Ulustrasi Pasien Covid-19 yang dirawat di RSDC Wisma Atlet.-PMJ News

INFO MOJOKERTO - Menteri Kesehatan, Budi Gunadi menjelaskan bahwa untuk pasien yang terpapar Omicron dapat fokus dirawat di rumah.

Hal itu disebabkan mayoritas pasien yang terkonfirmasi Omicron memiliki gejala ringan atau bahkan tidak bergejala sehingga tidak membutuhkan perawatan yang serius di RS.
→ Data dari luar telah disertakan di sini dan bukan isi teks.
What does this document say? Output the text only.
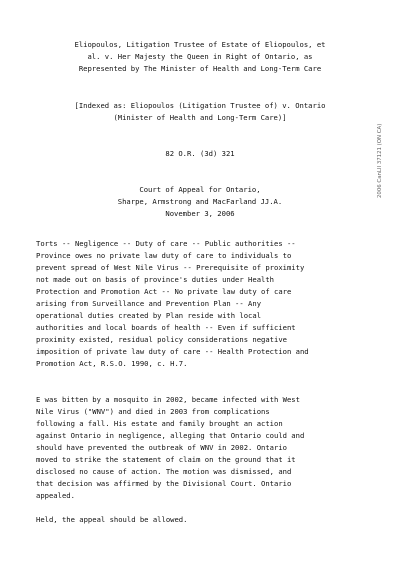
Eliopoulos, Litigation Trustee of Estate of Eliopoulos, et
al. v. Her Majesty the Queen in Right of Ontario, as
Represented by The Minister of Health and Long-Term Care
[Indexed as: Eliopoulos (Litigation Trustee of) v. Ontario
(Minister of Health and Long-Term Care)]
82 O.R. (3d) 321
Court of Appeal for Ontario,
Sharpe, Armstrong and MacFarland JJ.A.
November 3, 2006
Torts -- Negligence -- Duty of care -- Public authorities --
Province owes no private law duty of care to individuals to
prevent spread of West Nile Virus -- Prerequisite of proximity
not made out on basis of province's duties under Health
Protection and Promotion Act -- No private law duty of care
arising from Surveillance and Prevention Plan -- Any
operational duties created by Plan reside with local
authorities and local boards of health -- Even if sufficient
proximity existed, residual policy considerations negative
imposition of private law duty of care -- Health Protection and
Promotion Act, R.S.O. 1990, c. H.7.
E was bitten by a mosquito in 2002, became infected with West
Nile Virus ("WNV") and died in 2003 from complications
following a fall. His estate and family brought an action
against Ontario in negligence, alleging that Ontario could and
should have prevented the outbreak of WNV in 2002. Ontario
moved to strike the statement of claim on the ground that it
disclosed no cause of action. The motion was dismissed, and
that decision was affirmed by the Divisional Court. Ontario
appealed.
Held, the appeal should be allowed.
2006 CanLII 37121 (ON CA)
Menkes merinci dari total 414 kasus terkonfirmasi Omicron 99% gejalanya ringan dan tanpa gejala. Sedangkan, yang masuk kategori sedang atau butuh perawatan oksigen hanya dua orang, yakni lelaki berusia 58 tahun dan 47 tahun. Keduanya dilaporkan memiliki penyakit penyerta (komorbid) dan kini telah dinyatakan sembuh.

“Dari 414 orang yang dirawat, 114 orang (26%) sudah sembuh termasuk yang 2 orang tadi yang masuk kategori sedang dan butuh perawatan oksigen,” kata Budi yang dikutip Info Mojokerto di laman sehatnegeriku.kemkes.go.id pada Senin (10/1).

Selain itu, pihaknya memprediksi bahwa jumlah pasien yang terpapar Omicron akan banyak namun tidak membutuhkan perawatan di RS.

(BACA JUGA:Waspada Sejak Dini, Ini 5 Tahapan Orang Terpapar Omicron)

“Kenaikan transmisi omicron akan jauh lebih tinggi daripada delta, tetapi yang dirawat lebih sedikit. Sehingga strategi layanan dari Kemenkes dari yang sebelumnya ke RS sekarang fokusnya ke rumah. Karena akan banyak yang terinfeksi namun tidak perlu ke RS,” tutur Budi.

Secara teknis, pasien hanya perlu menjalani isolasi mandiri di rumah dengan diberikan suplemen vitamin maupun obat terapi tambahan yang telah diizinkan penggunaannya oleh pemerintah.